Tim Cullinan also said the longer-term implication for our food exports could be the flooding of the UK market by cheap imports. “Farmers here on the island of Ireland and in the UK are steadfast in their view of standards,” he said.

"We know the UK agenda is to offer access to their food market to Australia, New Zealand Canada, the US and the Mercosur countries of South America in exchange for trade deals with those countries. If that happens, then the value of the UK market for Irish food exports will be cut and Irish farmers will suffer huge income losses, with knock-on effects on EU markets. The level playing field provisions built into this deal by the EU must stop any race to the bottom."

ICSA president Edmond Phelan has welcomed the announcement made by Minister Simon Coveney that Ireland is set to receive €1.05 billion in 2021 under the EU’s Brexit Adjustment Reserve.

He said: “News that the EU Commission has proposed that 25% of this important fund should be allocated to Ireland is testament to the fact that Ireland has been, and continues to be, the country most exposed to the economic fallout from Brexit.”

“ICSA is committed to ensuring that Irish cattle and sheep farmers receive a substantial piece of this fund. Uncertainty around Brexit has severely impacted prices since the referendum was passed in 2016. Those sectors are now in year five of wrangling with the severe economic repercussions of Brexit and must certainly now be a priority when it comes to allocating these supports.”

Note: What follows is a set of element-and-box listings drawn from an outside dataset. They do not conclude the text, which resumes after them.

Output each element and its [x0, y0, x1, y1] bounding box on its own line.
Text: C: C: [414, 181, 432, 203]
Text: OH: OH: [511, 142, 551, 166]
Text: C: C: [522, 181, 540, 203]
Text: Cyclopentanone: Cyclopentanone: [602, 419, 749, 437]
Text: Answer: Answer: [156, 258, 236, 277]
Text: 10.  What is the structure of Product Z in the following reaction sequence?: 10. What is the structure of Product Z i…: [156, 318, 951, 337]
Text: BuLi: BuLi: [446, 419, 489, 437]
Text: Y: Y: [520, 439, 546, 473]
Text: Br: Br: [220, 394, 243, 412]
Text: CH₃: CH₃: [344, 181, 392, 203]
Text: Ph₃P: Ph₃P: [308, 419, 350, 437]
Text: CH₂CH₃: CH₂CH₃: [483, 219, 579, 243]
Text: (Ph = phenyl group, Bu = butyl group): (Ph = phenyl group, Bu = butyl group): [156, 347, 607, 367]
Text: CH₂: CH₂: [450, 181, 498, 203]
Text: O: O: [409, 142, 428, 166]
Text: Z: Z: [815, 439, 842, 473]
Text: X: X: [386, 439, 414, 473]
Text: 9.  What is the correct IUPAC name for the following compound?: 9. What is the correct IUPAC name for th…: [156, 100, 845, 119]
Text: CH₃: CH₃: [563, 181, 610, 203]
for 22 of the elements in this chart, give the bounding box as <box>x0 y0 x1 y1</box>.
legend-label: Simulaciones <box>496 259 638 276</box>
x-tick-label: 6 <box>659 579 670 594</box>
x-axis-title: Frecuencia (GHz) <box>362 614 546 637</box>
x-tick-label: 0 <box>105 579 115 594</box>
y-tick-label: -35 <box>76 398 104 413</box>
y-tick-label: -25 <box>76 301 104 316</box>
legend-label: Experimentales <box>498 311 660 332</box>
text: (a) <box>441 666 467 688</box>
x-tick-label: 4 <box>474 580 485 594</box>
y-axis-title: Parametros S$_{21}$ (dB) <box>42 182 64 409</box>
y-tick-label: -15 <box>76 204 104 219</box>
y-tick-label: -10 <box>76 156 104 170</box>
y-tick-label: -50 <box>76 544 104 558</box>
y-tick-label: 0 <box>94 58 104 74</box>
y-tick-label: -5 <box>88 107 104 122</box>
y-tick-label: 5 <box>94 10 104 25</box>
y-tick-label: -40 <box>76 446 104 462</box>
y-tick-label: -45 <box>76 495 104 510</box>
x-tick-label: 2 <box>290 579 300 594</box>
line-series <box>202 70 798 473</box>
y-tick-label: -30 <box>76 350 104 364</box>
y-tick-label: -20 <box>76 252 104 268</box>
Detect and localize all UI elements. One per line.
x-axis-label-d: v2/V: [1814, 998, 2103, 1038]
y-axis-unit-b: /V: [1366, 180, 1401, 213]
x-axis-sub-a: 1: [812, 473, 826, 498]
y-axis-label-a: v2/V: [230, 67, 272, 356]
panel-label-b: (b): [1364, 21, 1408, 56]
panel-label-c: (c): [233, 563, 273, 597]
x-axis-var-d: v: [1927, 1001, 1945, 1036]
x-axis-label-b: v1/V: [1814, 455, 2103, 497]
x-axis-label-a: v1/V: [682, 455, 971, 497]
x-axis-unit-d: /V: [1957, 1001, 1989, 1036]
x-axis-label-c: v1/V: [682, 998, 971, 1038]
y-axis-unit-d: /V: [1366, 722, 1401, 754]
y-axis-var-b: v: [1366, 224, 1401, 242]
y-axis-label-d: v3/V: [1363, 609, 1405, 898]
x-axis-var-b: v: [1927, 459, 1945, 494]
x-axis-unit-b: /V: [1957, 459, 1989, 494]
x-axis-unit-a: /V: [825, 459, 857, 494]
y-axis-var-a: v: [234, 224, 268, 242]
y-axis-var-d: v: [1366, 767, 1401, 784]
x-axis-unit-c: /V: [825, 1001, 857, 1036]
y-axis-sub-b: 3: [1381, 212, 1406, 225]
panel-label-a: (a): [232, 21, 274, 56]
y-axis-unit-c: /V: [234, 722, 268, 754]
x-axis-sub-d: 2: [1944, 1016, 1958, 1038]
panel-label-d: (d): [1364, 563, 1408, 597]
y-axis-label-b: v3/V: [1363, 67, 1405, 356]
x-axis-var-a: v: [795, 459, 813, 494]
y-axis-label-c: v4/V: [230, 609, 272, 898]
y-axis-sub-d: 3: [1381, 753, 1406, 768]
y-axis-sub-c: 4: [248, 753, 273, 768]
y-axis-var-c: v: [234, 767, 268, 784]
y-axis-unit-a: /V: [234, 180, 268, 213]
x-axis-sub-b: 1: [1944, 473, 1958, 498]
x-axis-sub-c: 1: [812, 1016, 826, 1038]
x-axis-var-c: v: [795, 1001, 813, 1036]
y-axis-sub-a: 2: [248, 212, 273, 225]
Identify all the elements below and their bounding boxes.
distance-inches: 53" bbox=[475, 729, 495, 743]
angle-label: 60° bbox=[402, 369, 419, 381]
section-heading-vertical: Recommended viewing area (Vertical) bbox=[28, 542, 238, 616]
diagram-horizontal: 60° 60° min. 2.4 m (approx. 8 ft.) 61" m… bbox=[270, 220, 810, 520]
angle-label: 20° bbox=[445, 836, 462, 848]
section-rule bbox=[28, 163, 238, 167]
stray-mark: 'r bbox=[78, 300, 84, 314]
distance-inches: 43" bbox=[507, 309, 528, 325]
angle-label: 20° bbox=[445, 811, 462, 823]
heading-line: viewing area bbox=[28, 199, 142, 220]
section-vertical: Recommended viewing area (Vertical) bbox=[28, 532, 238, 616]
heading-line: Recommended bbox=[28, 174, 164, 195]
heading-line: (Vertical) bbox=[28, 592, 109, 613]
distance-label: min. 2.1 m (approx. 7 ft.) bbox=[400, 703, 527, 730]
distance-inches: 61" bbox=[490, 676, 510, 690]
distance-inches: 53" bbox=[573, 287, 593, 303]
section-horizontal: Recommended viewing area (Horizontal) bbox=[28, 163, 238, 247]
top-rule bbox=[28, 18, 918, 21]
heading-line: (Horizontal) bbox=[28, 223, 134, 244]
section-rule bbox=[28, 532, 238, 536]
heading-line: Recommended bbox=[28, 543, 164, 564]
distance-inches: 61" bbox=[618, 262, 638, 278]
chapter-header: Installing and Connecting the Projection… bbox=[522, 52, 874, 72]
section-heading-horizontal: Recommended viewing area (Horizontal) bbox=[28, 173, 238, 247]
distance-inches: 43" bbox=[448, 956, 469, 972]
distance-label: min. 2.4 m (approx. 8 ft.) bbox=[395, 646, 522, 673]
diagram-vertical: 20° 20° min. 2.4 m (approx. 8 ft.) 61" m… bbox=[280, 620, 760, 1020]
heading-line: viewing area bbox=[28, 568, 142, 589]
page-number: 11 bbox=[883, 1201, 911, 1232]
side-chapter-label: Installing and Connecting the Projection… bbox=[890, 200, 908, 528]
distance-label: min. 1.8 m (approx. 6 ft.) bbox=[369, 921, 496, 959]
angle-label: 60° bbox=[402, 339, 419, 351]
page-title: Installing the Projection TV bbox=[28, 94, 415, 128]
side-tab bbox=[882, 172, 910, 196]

Mr Phelan said the signing of the Brexit trade deal in December has not eliminated the potential for Brexit to continue to impact prices for the foreseeable future. “The deal has not signalled the end of the Brexit disruption faced by cattle and sheep farmers. The UK has long since been our biggest market and the threat of that market being displaced by cheaper imports from around the world remains.”